TOKYO (AP) — Japan's government and central bank appear to be readying a fresh dose of economic stimulus to help revive stalling growth.
Shares in Tokyo jumped Wednesday after the Fuji TV network reported Prime Minister Shinzo Abe planned to introduce a new economic stimulus package amounting to about 27 trillion yen ($254 billion).
Staff in Abe's office would not confirm reports he planned to make a formal announcement of the proposal sometime later in the day.
Reports said Abe will propose improved wages for childcare and elder care workers, introduction of needs-based scholarships for college students and reduced employment time required to earn pensions.

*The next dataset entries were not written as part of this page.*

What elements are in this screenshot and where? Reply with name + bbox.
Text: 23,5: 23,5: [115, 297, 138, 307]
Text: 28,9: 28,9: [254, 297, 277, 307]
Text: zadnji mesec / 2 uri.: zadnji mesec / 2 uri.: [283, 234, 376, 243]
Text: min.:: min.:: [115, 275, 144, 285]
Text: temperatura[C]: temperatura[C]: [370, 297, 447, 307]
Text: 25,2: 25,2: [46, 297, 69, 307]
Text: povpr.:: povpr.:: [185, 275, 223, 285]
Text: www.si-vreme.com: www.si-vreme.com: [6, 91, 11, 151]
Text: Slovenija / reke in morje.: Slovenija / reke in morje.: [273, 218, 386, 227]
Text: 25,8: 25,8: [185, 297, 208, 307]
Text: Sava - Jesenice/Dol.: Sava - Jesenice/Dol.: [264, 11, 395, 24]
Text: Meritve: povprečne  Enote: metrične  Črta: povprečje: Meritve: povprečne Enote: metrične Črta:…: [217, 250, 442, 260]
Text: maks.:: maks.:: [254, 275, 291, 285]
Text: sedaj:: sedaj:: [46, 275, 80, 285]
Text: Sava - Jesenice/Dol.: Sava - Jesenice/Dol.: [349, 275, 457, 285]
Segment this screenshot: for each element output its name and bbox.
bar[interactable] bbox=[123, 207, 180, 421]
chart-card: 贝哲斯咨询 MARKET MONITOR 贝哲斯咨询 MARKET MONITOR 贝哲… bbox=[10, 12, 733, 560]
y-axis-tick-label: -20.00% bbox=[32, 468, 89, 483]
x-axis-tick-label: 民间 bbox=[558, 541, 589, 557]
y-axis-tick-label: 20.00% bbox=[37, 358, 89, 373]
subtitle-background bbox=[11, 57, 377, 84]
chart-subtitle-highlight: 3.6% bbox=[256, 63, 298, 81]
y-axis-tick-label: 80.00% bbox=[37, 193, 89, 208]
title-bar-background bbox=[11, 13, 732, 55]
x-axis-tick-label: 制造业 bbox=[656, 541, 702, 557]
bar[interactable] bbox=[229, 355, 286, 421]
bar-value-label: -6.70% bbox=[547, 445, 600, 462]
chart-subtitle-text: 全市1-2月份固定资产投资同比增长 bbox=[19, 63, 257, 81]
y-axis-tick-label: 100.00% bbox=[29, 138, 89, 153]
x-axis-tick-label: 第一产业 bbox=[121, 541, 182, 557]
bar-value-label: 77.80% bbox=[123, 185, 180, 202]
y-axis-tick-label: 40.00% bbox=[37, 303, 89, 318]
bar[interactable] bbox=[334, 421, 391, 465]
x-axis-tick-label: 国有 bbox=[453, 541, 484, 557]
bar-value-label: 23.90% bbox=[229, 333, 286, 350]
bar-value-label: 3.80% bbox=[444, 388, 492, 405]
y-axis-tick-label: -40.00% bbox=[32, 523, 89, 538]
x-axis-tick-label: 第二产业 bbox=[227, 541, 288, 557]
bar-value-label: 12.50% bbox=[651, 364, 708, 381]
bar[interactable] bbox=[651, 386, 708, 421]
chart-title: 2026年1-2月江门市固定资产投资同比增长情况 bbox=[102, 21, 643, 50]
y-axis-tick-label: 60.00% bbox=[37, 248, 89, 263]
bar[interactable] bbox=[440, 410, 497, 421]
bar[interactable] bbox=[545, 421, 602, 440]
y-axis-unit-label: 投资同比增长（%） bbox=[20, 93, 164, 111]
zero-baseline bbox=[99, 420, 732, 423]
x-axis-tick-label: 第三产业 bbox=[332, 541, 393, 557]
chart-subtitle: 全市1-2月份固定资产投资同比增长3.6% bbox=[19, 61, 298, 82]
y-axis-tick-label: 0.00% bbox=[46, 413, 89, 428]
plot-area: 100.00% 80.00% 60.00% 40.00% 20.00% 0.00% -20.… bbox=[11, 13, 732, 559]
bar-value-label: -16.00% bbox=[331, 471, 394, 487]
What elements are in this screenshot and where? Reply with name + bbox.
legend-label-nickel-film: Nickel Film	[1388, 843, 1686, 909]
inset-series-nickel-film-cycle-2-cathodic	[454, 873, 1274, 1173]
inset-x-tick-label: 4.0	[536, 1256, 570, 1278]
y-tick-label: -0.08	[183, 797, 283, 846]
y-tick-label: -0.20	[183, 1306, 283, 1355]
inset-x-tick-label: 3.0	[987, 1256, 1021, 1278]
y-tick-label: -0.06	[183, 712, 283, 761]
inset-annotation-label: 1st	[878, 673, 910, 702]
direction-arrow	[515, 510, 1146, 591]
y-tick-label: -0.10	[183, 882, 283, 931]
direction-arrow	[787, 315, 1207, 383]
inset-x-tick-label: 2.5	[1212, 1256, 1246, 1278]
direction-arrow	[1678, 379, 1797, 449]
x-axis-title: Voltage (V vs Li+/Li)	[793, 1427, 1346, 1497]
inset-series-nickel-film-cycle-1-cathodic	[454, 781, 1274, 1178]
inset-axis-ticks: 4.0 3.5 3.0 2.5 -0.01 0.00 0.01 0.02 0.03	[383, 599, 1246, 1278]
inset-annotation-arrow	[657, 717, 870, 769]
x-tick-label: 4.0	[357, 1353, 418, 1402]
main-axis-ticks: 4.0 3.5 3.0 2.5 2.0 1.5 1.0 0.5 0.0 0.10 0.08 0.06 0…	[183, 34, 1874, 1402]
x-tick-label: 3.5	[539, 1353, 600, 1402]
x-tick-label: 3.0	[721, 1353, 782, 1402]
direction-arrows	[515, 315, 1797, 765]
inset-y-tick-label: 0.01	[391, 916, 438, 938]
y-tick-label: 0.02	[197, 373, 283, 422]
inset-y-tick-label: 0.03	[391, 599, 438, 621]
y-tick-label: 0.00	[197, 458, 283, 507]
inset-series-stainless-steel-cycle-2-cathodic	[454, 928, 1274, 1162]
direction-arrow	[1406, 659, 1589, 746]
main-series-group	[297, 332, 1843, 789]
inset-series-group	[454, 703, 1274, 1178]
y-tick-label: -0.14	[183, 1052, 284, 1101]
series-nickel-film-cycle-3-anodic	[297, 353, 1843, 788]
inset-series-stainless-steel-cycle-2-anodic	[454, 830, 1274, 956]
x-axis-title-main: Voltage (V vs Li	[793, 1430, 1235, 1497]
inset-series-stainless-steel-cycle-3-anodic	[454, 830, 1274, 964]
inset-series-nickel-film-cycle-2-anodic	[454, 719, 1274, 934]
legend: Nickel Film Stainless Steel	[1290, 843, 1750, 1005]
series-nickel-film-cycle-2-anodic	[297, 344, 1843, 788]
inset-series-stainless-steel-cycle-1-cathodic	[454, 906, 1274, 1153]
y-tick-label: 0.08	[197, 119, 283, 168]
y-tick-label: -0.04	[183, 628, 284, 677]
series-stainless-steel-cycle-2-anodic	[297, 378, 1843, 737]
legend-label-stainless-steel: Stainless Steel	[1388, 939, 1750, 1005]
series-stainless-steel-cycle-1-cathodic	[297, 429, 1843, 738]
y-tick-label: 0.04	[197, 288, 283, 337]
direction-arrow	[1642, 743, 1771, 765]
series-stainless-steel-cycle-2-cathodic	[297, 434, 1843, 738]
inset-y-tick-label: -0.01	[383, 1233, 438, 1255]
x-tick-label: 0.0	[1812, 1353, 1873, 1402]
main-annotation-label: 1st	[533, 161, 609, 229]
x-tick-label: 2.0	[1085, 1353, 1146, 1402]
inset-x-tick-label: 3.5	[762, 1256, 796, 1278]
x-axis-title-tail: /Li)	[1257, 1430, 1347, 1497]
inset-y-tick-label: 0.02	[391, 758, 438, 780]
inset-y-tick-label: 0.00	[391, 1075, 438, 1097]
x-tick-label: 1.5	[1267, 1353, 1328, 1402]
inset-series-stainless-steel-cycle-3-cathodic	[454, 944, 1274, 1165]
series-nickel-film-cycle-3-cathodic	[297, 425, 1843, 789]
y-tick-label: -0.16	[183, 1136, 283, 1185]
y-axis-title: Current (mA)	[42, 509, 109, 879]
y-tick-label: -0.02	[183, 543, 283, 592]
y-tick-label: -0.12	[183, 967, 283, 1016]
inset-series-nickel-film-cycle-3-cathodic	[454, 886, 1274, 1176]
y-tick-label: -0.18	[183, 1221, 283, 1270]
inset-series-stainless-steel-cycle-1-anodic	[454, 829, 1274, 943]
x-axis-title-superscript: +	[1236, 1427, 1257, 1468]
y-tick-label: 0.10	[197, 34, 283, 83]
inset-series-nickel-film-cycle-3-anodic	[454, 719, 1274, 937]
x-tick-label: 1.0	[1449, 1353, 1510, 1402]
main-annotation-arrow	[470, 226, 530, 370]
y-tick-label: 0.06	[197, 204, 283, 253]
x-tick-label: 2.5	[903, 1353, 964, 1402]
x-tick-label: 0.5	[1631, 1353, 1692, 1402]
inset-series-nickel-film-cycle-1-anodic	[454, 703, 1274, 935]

Other measures include expanding ports to accommodate ultra-large ships and accelerating a decades-long high-speed maglev train project.
Campaigning for a parliamentary election held earlier this month, Abe promised fresh help for the economy, and ordered his economy minister, Nobuteru Ishihara, to draw up the package.
Earlier reports put the size of the package as low as 6 trillion yen (about $57 billion).
Economists say the Bank of Japan also will likely expand monetary stimulus at a policy meeting that begins Thursday.
"The Abe administration continues to highlight the importance of cooperation with the Bank of Japan for a fiscal stimulus package," Alex Wijaya of CMC Markets said in a commentary.